A few years ago, I attended a one day seminar featuring one of the most well-known Silat sifus in the West. I had traveled to New York City for the seminar and a few competitions and went to the training seminar hoping to learn new things from the master teacher.
The attendees of the seminar were from all walks of martial arts life. Some were obviously businessmen or white collar types, others were long-time martial arts trainers like myself, and at least two were professional fighters. One person in particular caught my eye, however.
He was a large man, but not overly muscular, just naturally titanic. His hair was cut short and his face was like looking at a war zone. He had scars on his cheek and brow, his nose had obviously been broken more than once, and he was missing at least two teeth. He spoke with a thick Brooklyn accent. His name was Greg.
By his manner and the way he moved when shown to the mat for demonstration, it was obvious that he was not a trained martial artist. He took no fighting stance, his attacks (both kicks and punches) were unorthodox and definitely had not been taught to him by any sifu. Yet of all of us, he was the only one who the Silat master was not able to knock to the ground.

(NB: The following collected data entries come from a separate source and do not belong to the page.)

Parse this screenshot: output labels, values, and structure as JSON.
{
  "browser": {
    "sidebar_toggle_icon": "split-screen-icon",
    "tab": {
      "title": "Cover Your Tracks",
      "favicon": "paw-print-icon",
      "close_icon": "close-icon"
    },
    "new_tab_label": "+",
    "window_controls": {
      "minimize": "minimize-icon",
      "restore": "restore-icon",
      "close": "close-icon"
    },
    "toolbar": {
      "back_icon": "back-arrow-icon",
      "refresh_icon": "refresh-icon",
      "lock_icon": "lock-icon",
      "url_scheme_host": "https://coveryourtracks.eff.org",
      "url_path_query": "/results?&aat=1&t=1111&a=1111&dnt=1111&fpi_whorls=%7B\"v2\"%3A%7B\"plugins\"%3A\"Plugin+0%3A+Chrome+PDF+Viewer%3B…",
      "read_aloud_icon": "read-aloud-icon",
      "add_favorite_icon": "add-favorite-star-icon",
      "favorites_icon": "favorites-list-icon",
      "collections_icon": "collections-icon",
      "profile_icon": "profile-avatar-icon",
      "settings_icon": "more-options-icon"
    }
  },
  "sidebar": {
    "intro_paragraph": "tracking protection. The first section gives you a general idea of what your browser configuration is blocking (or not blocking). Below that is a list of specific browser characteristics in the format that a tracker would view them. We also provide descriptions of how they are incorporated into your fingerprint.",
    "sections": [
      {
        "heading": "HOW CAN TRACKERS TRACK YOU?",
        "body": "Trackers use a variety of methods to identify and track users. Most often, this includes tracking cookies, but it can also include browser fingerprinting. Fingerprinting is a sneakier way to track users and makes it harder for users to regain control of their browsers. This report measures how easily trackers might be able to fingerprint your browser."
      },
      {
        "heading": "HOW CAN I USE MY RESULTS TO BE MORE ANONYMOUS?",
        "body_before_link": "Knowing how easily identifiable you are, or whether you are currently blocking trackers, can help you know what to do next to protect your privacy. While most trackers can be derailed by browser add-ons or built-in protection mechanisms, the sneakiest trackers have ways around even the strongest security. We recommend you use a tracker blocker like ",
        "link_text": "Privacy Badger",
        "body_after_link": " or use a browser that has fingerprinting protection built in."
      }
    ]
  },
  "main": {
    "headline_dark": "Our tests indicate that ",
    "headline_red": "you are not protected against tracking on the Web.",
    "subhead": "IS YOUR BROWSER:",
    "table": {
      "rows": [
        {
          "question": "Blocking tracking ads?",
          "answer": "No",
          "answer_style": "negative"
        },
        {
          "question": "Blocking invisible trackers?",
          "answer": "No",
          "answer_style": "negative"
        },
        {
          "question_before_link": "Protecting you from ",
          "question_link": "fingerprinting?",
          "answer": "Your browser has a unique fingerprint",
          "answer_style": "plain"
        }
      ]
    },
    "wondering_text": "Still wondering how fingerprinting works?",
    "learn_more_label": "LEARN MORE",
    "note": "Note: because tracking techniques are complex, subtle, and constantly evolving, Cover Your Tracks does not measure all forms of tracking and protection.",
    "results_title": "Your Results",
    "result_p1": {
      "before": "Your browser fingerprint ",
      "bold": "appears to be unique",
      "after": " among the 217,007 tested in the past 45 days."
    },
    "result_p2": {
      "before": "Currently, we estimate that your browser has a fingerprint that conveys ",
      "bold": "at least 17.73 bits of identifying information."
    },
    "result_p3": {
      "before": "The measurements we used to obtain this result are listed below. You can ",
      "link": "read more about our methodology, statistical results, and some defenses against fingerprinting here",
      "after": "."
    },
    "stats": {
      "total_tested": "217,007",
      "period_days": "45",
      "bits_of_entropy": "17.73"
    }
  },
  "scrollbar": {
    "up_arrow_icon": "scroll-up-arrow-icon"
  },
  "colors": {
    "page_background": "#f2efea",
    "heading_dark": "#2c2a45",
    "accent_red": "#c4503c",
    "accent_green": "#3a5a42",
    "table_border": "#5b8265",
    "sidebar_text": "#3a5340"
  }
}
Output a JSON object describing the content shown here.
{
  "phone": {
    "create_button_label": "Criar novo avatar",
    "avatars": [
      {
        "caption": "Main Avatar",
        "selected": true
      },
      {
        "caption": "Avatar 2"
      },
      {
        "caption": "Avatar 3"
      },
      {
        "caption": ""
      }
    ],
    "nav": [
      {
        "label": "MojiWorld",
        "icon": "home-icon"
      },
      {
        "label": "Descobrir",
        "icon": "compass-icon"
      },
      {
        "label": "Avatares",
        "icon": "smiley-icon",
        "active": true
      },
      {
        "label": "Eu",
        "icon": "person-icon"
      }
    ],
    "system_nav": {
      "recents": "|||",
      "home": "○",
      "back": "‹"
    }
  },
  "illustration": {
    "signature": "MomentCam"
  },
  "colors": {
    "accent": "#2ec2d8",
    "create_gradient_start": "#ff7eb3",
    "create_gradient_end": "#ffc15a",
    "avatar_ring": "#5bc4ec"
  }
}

After the day was over, as we walked to the parking lot, I overheard him say to someone on his cell phone "That was a [expletive] waste of money and time. Guy didn't know [expletive]."
I, on the other hand, had thought I had learned a great deal from the day's workout and training. I thought the guy was being cocky and belligerent, but wondered about his never falling down that day and his strange way of reacting nearly instinctively to the attacks made upon him, no matter how unusual or different they had been. So I approached him.
"Excuse me, Greg is it?" He turned and looked at me suspiciously. I convinced him to sit in a pub with me for a drink to talk about self-defense. He told me to follow him and we drove to "his place." This turned out to be a bar in Brooklyn that he was partial owner of. It had been open for quite a while, but he took me to his office after grabbing some beer on the way through and saying hello to several regulars.
It turns out that Greg started out at the bar as a bouncer (now usually called "security") and had eventually worked his way into ownership. His face, as he pointed out, was his textbook and test scores from his schooling as a bouncer and self-defense expert. In other words, he learned everything the hard way.
For the next few hours and then the day after that in the gymnasium where he'd invited me to come work out with him, I learned more about self-defense than my twenty years (up to that point) of martial arts training had ever given me. This was the beginning of my awakening to the "law of the street."
From Greg that day, I learned that only another martial artist will attack you with what most martial arts instructors teach you to "counter." Everyone else attacks with whatever they've got, which was probably nothing they learned in any dojo or gym.
I learned the importance of awareness, of reaction, of understanding how a person moves when they're carrying a hidden weapon, and more. In short, I was introduced to the world of real, bare knuckles street fighting and self-defense.
Greg was a man who had never completed the eighth grade, had never been to university, and had never received any formal instruction in a studio or dojo. His only formal training had been Westenn Boxing classes for one year at a local gym. Everything Greg knows about fighting came from growing up on the streets, lying about his age to get a job as a bouncer, and then spending most of his nights getting attacked, beat up, etc. and most of his days patching his wounds and running, jumping rope, and lifting weights.
I formed a good friendship with Greg and every time I visit New York City, I pop in on him for a couple of pints and maybe an afternoon in the gym. In my more than 29 years of martial arts training and instruction, Greg is one of the most well-educated street fighters I've talked to.
He taught me the most important lesson I've learned in self-defense: martial arts and self-defense aren't the same thing. Once I learned that, a whole new avenue of training opened to me.